Limitado a 100 palavras por dia... "Vox" na vida real

17/02/2019


Olá a todos!! :)

Na verdade, o smile sorridente da nossa saudação habitual deveria ser excluída, hoje, a título excecional... As mais recentes estatísticas portuguesas sobre o número de mulheres assassinadas desde o início de 2019 deixam-me verdadeiramente alarmado enquanto cidadão deste país que muitos apelidariam de pacato.


Parece mesmo que assistimos a um lamentável retrocesso de pensamento, rumo a um tempo em que as mulheres são insensivelmente ignoradas. E assim a sociedade recua num mundo que se afirma em progresso. Tal e qual acontece em Vox, de Christina Dalcher, publicado em Portugal pela Topsleller (2020). Tal como num cenário cinzento que devemos a todo o custo afastar.

(- E, com este ponto final, a nossa publicação teria conhecido um fim forçado. Atingiu-se o limite legal de 100 palavras, as mesmas que todas as mulheres estão impedidas de ultrapassar nesta distopia, condenadas ao silêncio para não sentirem o impiedoso choque elétrico que lhes percorrerá o corpo a cada palavra ilicitamente pronunciada.)

E foi movido por essa mágoa que aceitei o desafio de me cingir a 100 míseras palavras num dia normal. Um dia inteiro na pele de uma mulher deste mundo distópico: sem que as minhas palavras valessem de nada para os outros. Mas cada uma significando um mundo inteiro para mim...

Vejam como correu!




   - Bom dia! - digo, assim que me levanto. Mas, hoje, a frase não puxa um sorriso. Em vez disso, um pensamento alarmista e quase culpado invade-me o corpo num calor doentio: tinha acabado de desperdiçar duas palavras. 2% da minha quota diária no primeiro minuto do dia...

   A minha rotina matinal desenrola-se no mais absoluto silêncio. Sem sussurros orientadores para mim próprio, sem qualquer cantarolar baixinho. Nada a não ser a minha respiração controlada.

   Foi no autocarro que percebi a necessidade urgente de me limitar ao absolutamente essencial. Após tropeçar no pé de uma senhora baixa de cabelos brancos e posição instável junto do poste de apoio, desfaço-me logo num atrapalhado pedido de desculpas...

   - Desculpe! Peço desculpa, eu não...

   E, logo ali, depois de esbugalhar os olhos de incredulidade, conto o número de palavras que acabei de gastar: mais cinco para a conta. Engulo em seco e sou forçado a deixar a frase no ar enquanto os olhares dos restantes passageiros pesam sobre mim com uma estranheza humilhadora. As minhas faces não perderam o rubor de vergonha e insatisfação até sentirem o alívio do ar fresco da manhã, nas proximidades da faculdade.
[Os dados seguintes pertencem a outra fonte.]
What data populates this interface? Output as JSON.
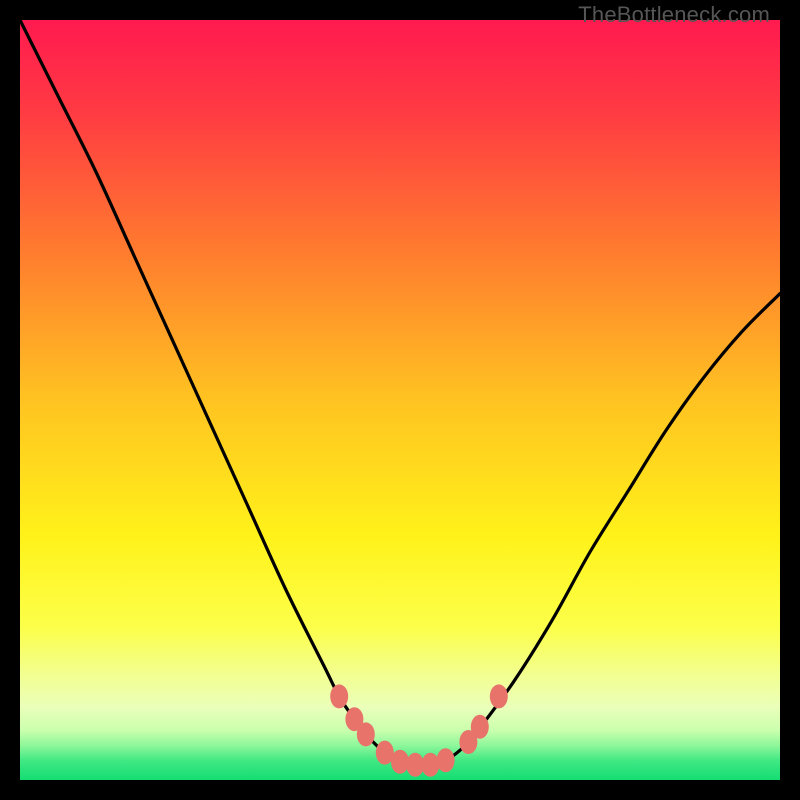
{
  "watermark": "TheBottleneck.com",
  "chart_data": {
    "type": "line",
    "title": "",
    "xlabel": "",
    "ylabel": "",
    "xlim": [
      0,
      100
    ],
    "ylim": [
      0,
      100
    ],
    "series": [
      {
        "name": "curve",
        "x": [
          0,
          5,
          10,
          15,
          20,
          25,
          30,
          35,
          40,
          42,
          44,
          46,
          48,
          50,
          52,
          54,
          56,
          58,
          60,
          65,
          70,
          75,
          80,
          85,
          90,
          95,
          100
        ],
        "y": [
          100,
          90,
          80,
          69,
          58,
          47,
          36,
          25,
          15,
          11,
          8,
          5.5,
          3.6,
          2.4,
          2.0,
          2.0,
          2.6,
          4.0,
          6.2,
          13,
          21,
          30,
          38,
          46,
          53,
          59,
          64
        ]
      }
    ],
    "markers": {
      "name": "highlight-dots",
      "color": "#e8736b",
      "points": [
        {
          "x": 42.0,
          "y": 11.0
        },
        {
          "x": 44.0,
          "y": 8.0
        },
        {
          "x": 45.5,
          "y": 6.0
        },
        {
          "x": 48.0,
          "y": 3.6
        },
        {
          "x": 50.0,
          "y": 2.4
        },
        {
          "x": 52.0,
          "y": 2.0
        },
        {
          "x": 54.0,
          "y": 2.0
        },
        {
          "x": 56.0,
          "y": 2.6
        },
        {
          "x": 59.0,
          "y": 5.0
        },
        {
          "x": 60.5,
          "y": 7.0
        },
        {
          "x": 63.0,
          "y": 11.0
        }
      ]
    },
    "gradient_stops": [
      {
        "offset": 0.0,
        "color": "#ff1a4f"
      },
      {
        "offset": 0.12,
        "color": "#ff3a43"
      },
      {
        "offset": 0.3,
        "color": "#ff7a2f"
      },
      {
        "offset": 0.5,
        "color": "#ffc321"
      },
      {
        "offset": 0.68,
        "color": "#fff21a"
      },
      {
        "offset": 0.8,
        "color": "#fcff4a"
      },
      {
        "offset": 0.86,
        "color": "#f2ff8f"
      },
      {
        "offset": 0.905,
        "color": "#eaffba"
      },
      {
        "offset": 0.935,
        "color": "#c9ffad"
      },
      {
        "offset": 0.955,
        "color": "#8cf79a"
      },
      {
        "offset": 0.975,
        "color": "#40e883"
      },
      {
        "offset": 1.0,
        "color": "#14dd72"
      }
    ]
  }
}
   Ao chegar, cumprimento os meus amigos com simples acenos de cabeça. Um deles, achando-me estranhamente cabisbaixo (quem não o estaria numa situação como aquela?), acaba por vir ter comigo pouco antes de a aula começar para saber como estou.

   - Tudo bem. - garanto, com o coração a bater de ansiedade. - Depois explico.

   Porém, a manhã conserva a leve esperança de concretização da minha meta. Os professores falam como se não estivesse ninguém na sala e o ambiente parece particularmente calmo, o que significa que não preciso de abrir a boca. Durante esse tempo, apenas me escapa uma palavra em resposta a uma piada murmurada ao meu ouvido sobre uma frase mal pensada de um professor de uma disciplina social. Estava a conseguir aguentar-me.

   Bem, pelo menos, até uma professora particularmente entusiasta nos pedir para debatermos um tópico em grupos. O tema não era nada interessante, qualquer coisa sobre a influência de algumas potências na economia nacional; mas, como de costume, tenho sempre algo a dizer. Dei por mim a conter-me para poder reduzir mentalmente os meus argumentos a palavras-chave. A questão é que, assim que terminava esta fria desconstrução lexical, o grupo avançava para um tópico diferente e a minha intervenção caía desilusivamente por terra. Uma e outra vez. Cerro os punhos com a frustração.

   Mesmo assim, à hora de almoço, as palavras estão quase no fim. Reúno as anotações de todas as palavras gastas em pequenas frases ao longo do dia. Tudo somado, são 71 palavras. 71!

   Encaminho-me para a cantina, sob a desconfortável luz do sol. Eu e um grupo de amigos e amigas combinámos um almoço de convívio antes de voltarmos para casa. No entanto, algo me faz interromper a caminhada a meio. O número de palavras utilizadas numa simples manhã silenciosa repete-se na minha cabeça como um travão. Quieto e com o nervosismo a tomar conta de mim, decido ignorar o planeado e regressar imediatamente a casa. O contacto com os outros assemelha-se-me inevitavelmente a uma prisão: querer e não poder dizer nada, participar nas conversas, nas risadas que não sabia se poderiam contar também como palavras... Tudo me deixava ainda mais deprimido.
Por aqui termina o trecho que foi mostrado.